Rachilde dans le Mercure de France est moins dithyrambique et généralise un peu vite sur la littérature américaine :

Le singe, l'idiot, et autres gens, par Morrow. Des nouvelles très curieuses où règne ce genre de terreur froide qui caractérise tous les écrivains américains et, malgré leur personnelle originalité, les rend tous un peu frères. Le faiseur de monstres est une des plus effrayantes de ces nouvelles.

Alfred Jarry, dans la Revue Blanche, souligne l'absolue nouveautés de ces nouvelles :

W. C. Morrow : Le singe, l'idiot et autres gens (éditions de la Revue Blanche).

Voici un volume où se réunissent le génie narratif de Kipling et le sens de l'horreur d'un Edgar Poe, quoique les récits de Morrow soient une chose si neuve, qu'il est inutile d'y chercher des comparaisons. On a lu dans cette revue Le Faiseur de monstres : on retrouvera, en plus émouvant, la même terreur obtenue par des procédés scientifiques, dans Le Stylet : l'extraordinaire docteur Entrefort recoud la lame dans l'aorte d'un homme poignardé, et quand le patient meurt, malade imaginaire, l'autopsie le prouve guérie par l'opération la plus folle.
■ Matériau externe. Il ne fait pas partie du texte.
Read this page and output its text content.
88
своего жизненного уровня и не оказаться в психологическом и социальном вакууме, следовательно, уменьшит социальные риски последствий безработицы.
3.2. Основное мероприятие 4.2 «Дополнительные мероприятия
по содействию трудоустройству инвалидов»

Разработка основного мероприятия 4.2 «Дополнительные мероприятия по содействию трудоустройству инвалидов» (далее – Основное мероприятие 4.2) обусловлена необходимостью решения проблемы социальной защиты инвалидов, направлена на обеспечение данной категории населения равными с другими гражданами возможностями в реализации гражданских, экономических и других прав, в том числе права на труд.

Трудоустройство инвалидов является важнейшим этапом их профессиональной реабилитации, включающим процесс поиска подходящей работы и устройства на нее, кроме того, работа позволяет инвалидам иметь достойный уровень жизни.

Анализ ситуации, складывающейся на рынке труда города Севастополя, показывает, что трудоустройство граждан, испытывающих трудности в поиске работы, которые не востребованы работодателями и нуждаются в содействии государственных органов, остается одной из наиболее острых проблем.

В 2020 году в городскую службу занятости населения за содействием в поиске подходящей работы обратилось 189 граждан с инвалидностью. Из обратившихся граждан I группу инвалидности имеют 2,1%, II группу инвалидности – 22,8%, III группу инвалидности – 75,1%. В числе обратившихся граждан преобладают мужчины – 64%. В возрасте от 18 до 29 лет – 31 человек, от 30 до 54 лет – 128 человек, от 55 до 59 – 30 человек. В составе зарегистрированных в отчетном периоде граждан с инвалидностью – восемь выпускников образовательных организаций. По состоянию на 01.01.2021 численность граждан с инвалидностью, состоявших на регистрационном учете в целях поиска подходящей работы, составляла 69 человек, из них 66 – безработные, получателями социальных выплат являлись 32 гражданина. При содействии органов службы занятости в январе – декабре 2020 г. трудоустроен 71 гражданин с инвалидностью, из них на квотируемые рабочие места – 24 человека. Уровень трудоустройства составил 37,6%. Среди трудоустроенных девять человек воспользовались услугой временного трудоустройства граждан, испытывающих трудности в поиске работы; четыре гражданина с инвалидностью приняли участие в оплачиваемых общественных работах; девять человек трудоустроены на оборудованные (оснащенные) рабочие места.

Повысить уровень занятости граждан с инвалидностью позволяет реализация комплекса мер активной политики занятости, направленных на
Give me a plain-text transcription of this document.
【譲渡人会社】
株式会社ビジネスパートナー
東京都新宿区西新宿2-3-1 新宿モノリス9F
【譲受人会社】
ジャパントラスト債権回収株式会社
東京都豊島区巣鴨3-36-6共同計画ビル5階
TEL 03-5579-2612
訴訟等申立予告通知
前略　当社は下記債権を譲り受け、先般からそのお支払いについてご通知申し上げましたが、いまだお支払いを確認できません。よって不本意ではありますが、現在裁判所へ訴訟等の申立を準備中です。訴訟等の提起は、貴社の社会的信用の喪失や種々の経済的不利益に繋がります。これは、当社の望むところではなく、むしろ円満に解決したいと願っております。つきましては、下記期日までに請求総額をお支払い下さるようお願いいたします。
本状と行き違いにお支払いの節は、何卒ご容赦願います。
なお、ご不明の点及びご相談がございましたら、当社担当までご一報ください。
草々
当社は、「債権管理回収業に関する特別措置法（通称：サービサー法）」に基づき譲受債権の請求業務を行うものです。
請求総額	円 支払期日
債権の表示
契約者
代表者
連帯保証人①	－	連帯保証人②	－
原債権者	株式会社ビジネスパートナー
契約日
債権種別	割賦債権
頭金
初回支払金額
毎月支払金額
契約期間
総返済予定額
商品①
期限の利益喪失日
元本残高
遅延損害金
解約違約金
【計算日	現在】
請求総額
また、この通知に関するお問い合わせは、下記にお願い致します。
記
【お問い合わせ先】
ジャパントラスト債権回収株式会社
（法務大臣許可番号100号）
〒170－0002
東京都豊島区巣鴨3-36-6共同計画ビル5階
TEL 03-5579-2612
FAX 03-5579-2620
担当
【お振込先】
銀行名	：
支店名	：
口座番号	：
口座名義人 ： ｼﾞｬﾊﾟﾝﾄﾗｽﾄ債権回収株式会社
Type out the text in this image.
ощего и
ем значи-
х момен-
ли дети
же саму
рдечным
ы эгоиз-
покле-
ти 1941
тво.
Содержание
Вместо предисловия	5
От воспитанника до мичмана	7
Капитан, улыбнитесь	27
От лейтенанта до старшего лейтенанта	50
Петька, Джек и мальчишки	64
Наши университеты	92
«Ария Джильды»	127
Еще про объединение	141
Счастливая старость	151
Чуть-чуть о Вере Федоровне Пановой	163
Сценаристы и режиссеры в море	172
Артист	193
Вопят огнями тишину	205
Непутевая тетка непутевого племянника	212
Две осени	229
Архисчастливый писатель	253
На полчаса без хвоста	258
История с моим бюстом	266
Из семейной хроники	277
Poe n'a pas atteint au dramatique de cauchemar d'Un irréductible ennemi : Néranya, bras et jambes amputés au ras du tronc par ordre d'un rajah, et enfermé dans une cage de fer au haut d'une colonne, s'évade, Latude monstrueux, larve humaine, par un tour de force inouï et vient à bout de tuer son bourreau. A côté de ces histoires sanglantes s'épanouit l'infinie douceur et la sentimentalité inédite du Singe et de l'Idiot lâchés à travers le monde et redressant les torts de l'homme, Dons Quichottes imprévus.

Mais aucune critique ne donnera idée du livre de Morrow si on ne le lit, car on n'a encore rien écrit de pareil.

William Chambers Morrow (1854-1923) :

Le Singe, l'idiot et autres gens. Préface de Eric Dussert. Réédition Phébus, 2004.